A Matter of Perspective
Oftentimes, when a church prepares a marketing piece, decorates the foyer, creates a new logo, or builds a web site, the leadership reaches out to get input from people who all have the same perspective. They ask the insiders, those with a front row seat to the church. These people usually have similar opinions and tastes as the leadership and the marketing becomes inbred. It appeals to those that have already bought in, instead of those the organization is trying to reach. These campaigns usually end up looking culturally out of touch and outdated to outsiders and are a complete waste of time and money.
So what can be done? Here are a few suggestions…

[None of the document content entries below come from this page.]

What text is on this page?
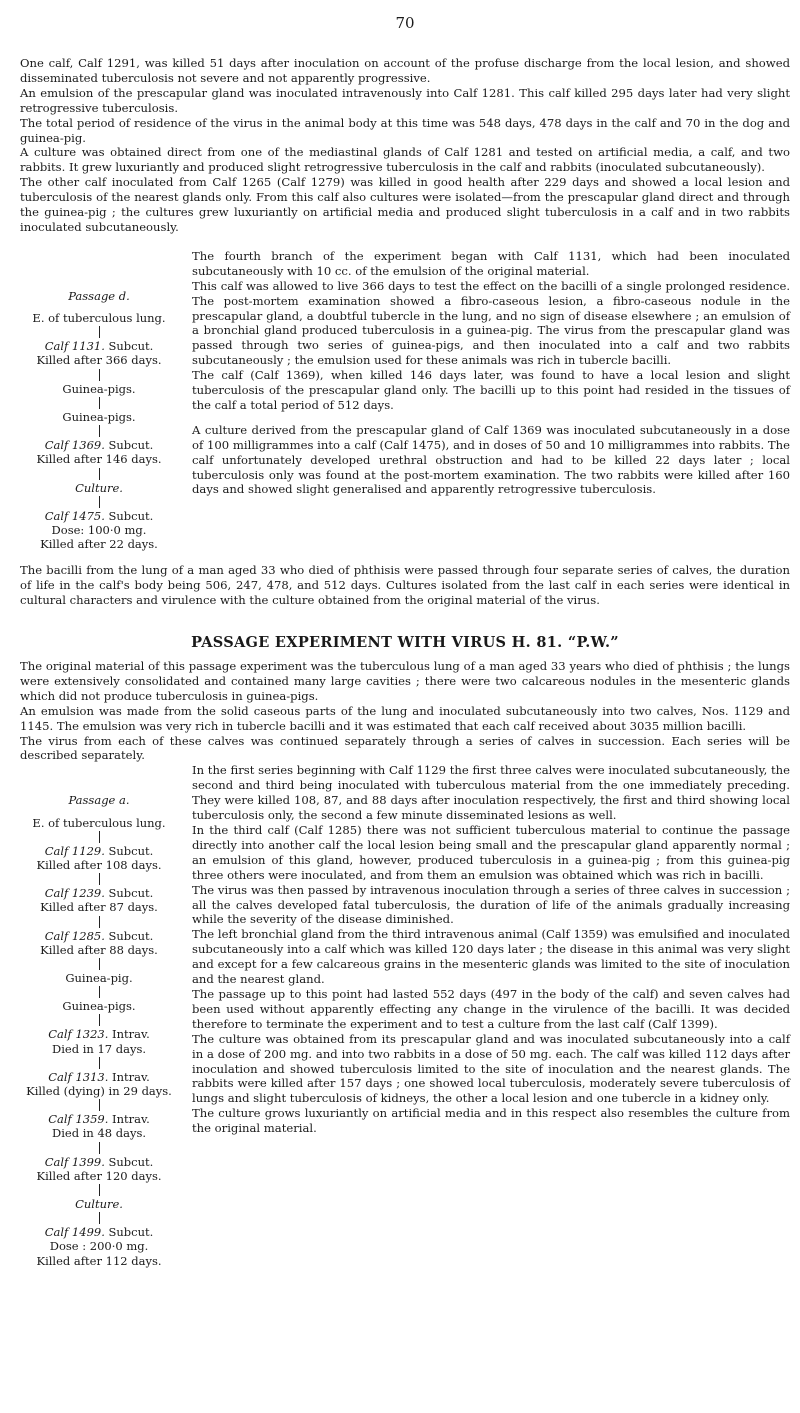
70

One calf, Calf 1291, was killed 51 days after inoculation on account of the profuse discharge from the local lesion, and showed disseminated tuberculosis not severe and not apparently progressive.

An emulsion of the prescapular gland was inoculated intravenously into Calf 1281. This calf killed 295 days later had very slight retrogressive tuberculosis.

The total period of residence of the virus in the animal body at this time was 548 days, 478 days in the calf and 70 in the dog and guinea-pig.

A culture was obtained direct from one of the mediastinal glands of Calf 1281 and tested on artificial media, a calf, and two rabbits. It grew luxuriantly and produced slight retrogressive tuberculosis in the calf and rabbits (inoculated subcutaneously).

The other calf inoculated from Calf 1265 (Calf 1279) was killed in good health after 229 days and showed a local lesion and tuberculosis of the nearest glands only. From this calf also cultures were isolated—from the prescapular gland direct and through the guinea-pig ; the cultures grew luxuriantly on artificial media and produced slight tuberculosis in a calf and in two rabbits inoculated subcutaneously.

Passage d.
E. of tuberculous lung.
Calf 1131. Subcut.
Killed after 366 days.
Guinea-pigs.
Guinea-pigs.
Calf 1369. Subcut.
Killed after 146 days.
Culture.
Calf 1475. Subcut.
Dose: 100·0 mg.
Killed after 22 days.

The fourth branch of the experiment began with Calf 1131, which had been inoculated subcutaneously with 10 cc. of the emulsion of the original material.

This calf was allowed to live 366 days to test the effect on the bacilli of a single prolonged residence. The post-mortem examination showed a fibro-caseous lesion, a fibro-caseous nodule in the prescapular gland, a doubtful tubercle in the lung, and no sign of disease elsewhere ; an emulsion of a bronchial gland produced tuberculosis in a guinea-pig. The virus from the prescapular gland was passed through two series of guinea-pigs, and then inoculated into a calf and two rabbits subcutaneously ; the emulsion used for these animals was rich in tubercle bacilli.

The calf (Calf 1369), when killed 146 days later, was found to have a local lesion and slight tuberculosis of the prescapular gland only. The bacilli up to this point had resided in the tissues of the calf a total period of 512 days.

A culture derived from the prescapular gland of Calf 1369 was inoculated subcutaneously in a dose of 100 milligrammes into a calf (Calf 1475), and in doses of 50 and 10 milligrammes into rabbits. The calf unfortunately developed urethral obstruction and had to be killed 22 days later ; local tuberculosis only was found at the post-mortem examination. The two rabbits were killed after 160 days and showed slight generalised and apparently retrogressive tuberculosis.

The bacilli from the lung of a man aged 33 who died of phthisis were passed through four separate series of calves, the duration of life in the calf's body being 506, 247, 478, and 512 days. Cultures isolated from the last calf in each series were identical in cultural characters and virulence with the culture obtained from the original material of the virus.

PASSAGE EXPERIMENT WITH VIRUS H. 81. “P.W.”

The original material of this passage experiment was the tuberculous lung of a man aged 33 years who died of phthisis ; the lungs were extensively consolidated and contained many large cavities ; there were two calcareous nodules in the mesenteric glands which did not produce tuberculosis in guinea-pigs.

An emulsion was made from the solid caseous parts of the lung and inoculated subcutaneously into two calves, Nos. 1129 and 1145. The emulsion was very rich in tubercle bacilli and it was estimated that each calf received about 3035 million bacilli.

The virus from each of these calves was continued separately through a series of calves in succession. Each series will be described separately.

Passage a.
E. of tuberculous lung.
Calf 1129. Subcut.
Killed after 108 days.
Calf 1239. Subcut.
Killed after 87 days.
Calf 1285. Subcut.
Killed after 88 days.
Guinea-pig.
Guinea-pigs.
Calf 1323. Intrav.
Died in 17 days.
Calf 1313. Intrav.
Killed (dying) in 29 days.
Calf 1359. Intrav.
Died in 48 days.
Calf 1399. Subcut.
Killed after 120 days.
Culture.
Calf 1499. Subcut.
Dose : 200·0 mg.
Killed after 112 days.

In the first series beginning with Calf 1129 the first three calves were inoculated subcutaneously, the second and third being inoculated with tuberculous material from the one immediately preceding. They were killed 108, 87, and 88 days after inoculation respectively, the first and third showing local tuberculosis only, the second a few minute disseminated lesions as well.

In the third calf (Calf 1285) there was not sufficient tuberculous material to continue the passage directly into another calf the local lesion being small and the prescapular gland apparently normal ; an emulsion of this gland, however, produced tuberculosis in a guinea-pig ; from this guinea-pig three others were inoculated, and from them an emulsion was obtained which was rich in bacilli.

The virus was then passed by intravenous inoculation through a series of three calves in succession ; all the calves developed fatal tuberculosis, the duration of life of the animals gradually increasing while the severity of the disease diminished.

The left bronchial gland from the third intravenous animal (Calf 1359) was emulsified and inoculated subcutaneously into a calf which was killed 120 days later ; the disease in this animal was very slight and except for a few calcareous grains in the mesenteric glands was limited to the site of inoculation and the nearest gland.

The passage up to this point had lasted 552 days (497 in the body of the calf) and seven calves had been used without apparently effecting any change in the virulence of the bacilli. It was decided therefore to terminate the experiment and to test a culture from the last calf (Calf 1399).

The culture was obtained from its prescapular gland and was inoculated subcutaneously into a calf in a dose of 200 mg. and into two rabbits in a dose of 50 mg. each. The calf was killed 112 days after inoculation and showed tuberculosis limited to the site of inoculation and the nearest glands. The rabbits were killed after 157 days ; one showed local tuberculosis, moderately severe tuberculosis of lungs and slight tuberculosis of kidneys, the other a local lesion and one tubercle in a kidney only.

The culture grows luxuriantly on artificial media and in this respect also resembles the culture from the original material.
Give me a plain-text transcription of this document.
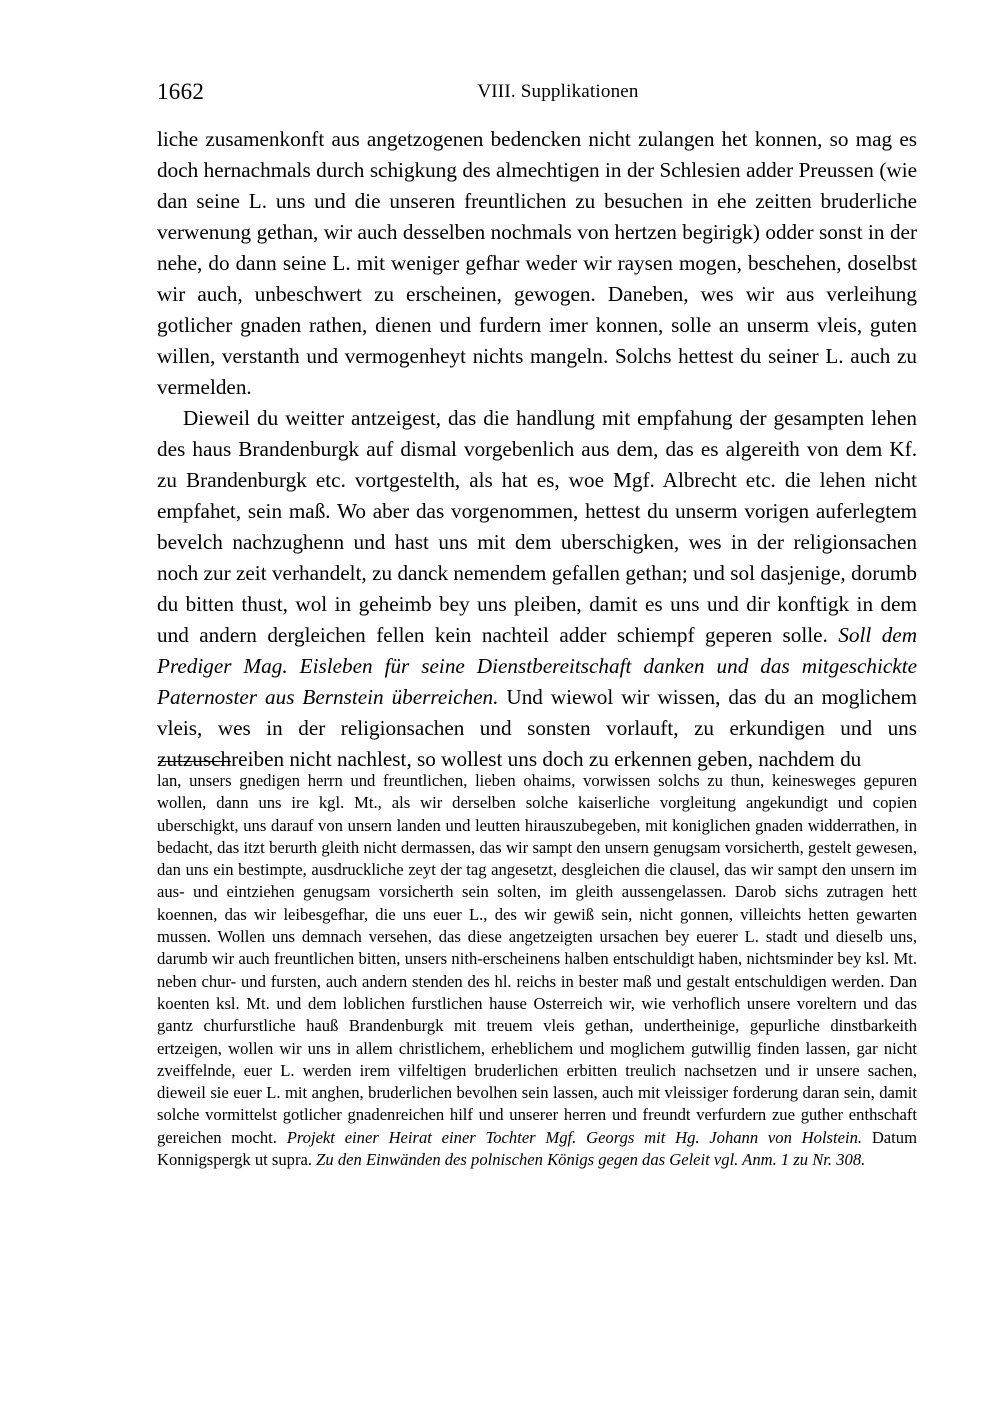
1662	VIII. Supplikationen

liche zusamenkonft aus angetzogenen bedencken nicht zulangen het konnen, so mag es doch hernachmals durch schigkung des almechtigen in der Schlesien adder Preussen (wie dan seine L. uns und die unseren freuntlichen zu besuchen in ehe zeitten bruderliche verwenung gethan, wir auch desselben nochmals von hertzen begirigk) odder sonst in der nehe, do dann seine L. mit weniger gefhar weder wir raysen mogen, beschehen, doselbst wir auch, unbeschwert zu erscheinen, gewogen. Daneben, wes wir aus verleihung gotlicher gnaden rathen, dienen und furdern imer konnen, solle an unserm vleis, guten willen, verstanth und vermogenheyt nichts mangeln. Solchs hettest du seiner L. auch zu vermelden.

Dieweil du weitter antzeigest, das die handlung mit empfahung der gesampten lehen des haus Brandenburgk auf dismal vorgebenlich aus dem, das es algereith von dem Kf. zu Brandenburgk etc. vortgestelth, als hat es, woe Mgf. Albrecht etc. die lehen nicht empfahet, sein maß. Wo aber das vorgenommen, hettest du unserm vorigen auferlegtem bevelch nachzughenn und hast uns mit dem uberschigken, wes in der religionsachen noch zur zeit verhandelt, zu danck nemendem gefallen gethan; und sol dasjenige, dorumb du bitten thust, wol in geheimb bey uns pleiben, damit es uns und dir konftigk in dem und andern dergleichen fellen kein nachteil adder schiempf geperen solle. Soll dem Prediger Mag. Eisleben für seine Dienstbereitschaft danken und das mitgeschickte Paternoster aus Bernstein überreichen. Und wiewol wir wissen, das du an moglichem vleis, wes in der religionsachen und sonsten vorlauft, zu erkundigen und uns zutzuschreiben nicht nachlest, so wollest uns doch zu erkennen geben, nachdem du

lan, unsers gnedigen herrn und freuntlichen, lieben ohaims, vorwissen solchs zu thun, keinesweges gepuren wollen, dann uns ire kgl. Mt., als wir derselben solche kaiserliche vorgleitung angekundigt und copien uberschigkt, uns darauf von unsern landen und leutten hirauszubegeben, mit koniglichen gnaden widderrathen, in bedacht, das itzt berurth gleith nicht dermassen, das wir sampt den unsern genugsam vorsicherth, gestelt gewesen, dan uns ein bestimpte, ausdruckliche zeyt der tag angesetzt, desgleichen die clausel, das wir sampt den unsern im aus- und eintziehen genugsam vorsicherth sein solten, im gleith aussengelassen. Darob sichs zutragen hett koennen, das wir leibesgefhar, die uns euer L., des wir gewiß sein, nicht gonnen, villeichts hetten gewarten mussen. Wollen uns demnach versehen, das diese angetzeigten ursachen bey euerer L. stadt und dieselb uns, darumb wir auch freuntlichen bitten, unsers nith-erscheinens halben entschuldigt haben, nichtsminder bey ksl. Mt. neben chur- und fursten, auch andern stenden des hl. reichs in bester maß und gestalt entschuldigen werden. Dan koenten ksl. Mt. und dem loblichen furstlichen hause Osterreich wir, wie verhoflich unsere voreltern und das gantz churfurstliche hauß Brandenburgk mit treuem vleis gethan, undertheinige, gepurliche dinstbarkeith ertzeigen, wollen wir uns in allem christlichem, erheblichem und moglichem gutwillig finden lassen, gar nicht zveiffelnde, euer L. werden irem vilfeltigen bruderlichen erbitten treulich nachsetzen und ir unsere sachen, dieweil sie euer L. mit anghen, bruderlichen bevolhen sein lassen, auch mit vleissiger forderung daran sein, damit solche vormittelst gotlicher gnadenreichen hilf und unserer herren und freundt verfurdern zue guther enthschaft gereichen mocht. Projekt einer Heirat einer Tochter Mgf. Georgs mit Hg. Johann von Holstein. Datum Konnigspergk ut supra. Zu den Einwänden des polnischen Königs gegen das Geleit vgl. Anm. 1 zu Nr. 308.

Get input from people who do not go to your church. It’s so easy to become isolated in our own little church world. Step outside of it and get input from other people!
Get input from unbelievers. I’m not sure why we shy away from this one. Corporations spend lots of money to get insights from potential customers so why can’t we? Ask your seeker friends what they think of your marketing materials. Ask them point blank what turns them off about it. Your seeker friend is your target audience so his or her input is extremely valuable!
Give them permission to be honest. So many times, we work hard on a project and really hope people will like it. When we ask for opinions, people sense that and are afraid to give an honest answer. Let them know it’s OK to say that it stinks. It will help you produce a more effective campaign and save you from wasting a bunch of money.
One more thing. Here’s a great idea for church leadership wanting to get a fresh perspective on their church. Ask someone who’s never been to their church before to visit and give an honest critique. Have that person take notes about the friendliness of the hospitality team, the placement of the chairs, the quality of the children’s ministry, the cleanliness of the restrooms, how well the platform was lit, the volume of the worship, etc. An anonymous walk-through like that can shed a lot of light! If your friend has a hidden camera, that would really help too! (I have one that I use from time to time.)
So remember to gather many perspectives. Each one matters and will make a difference!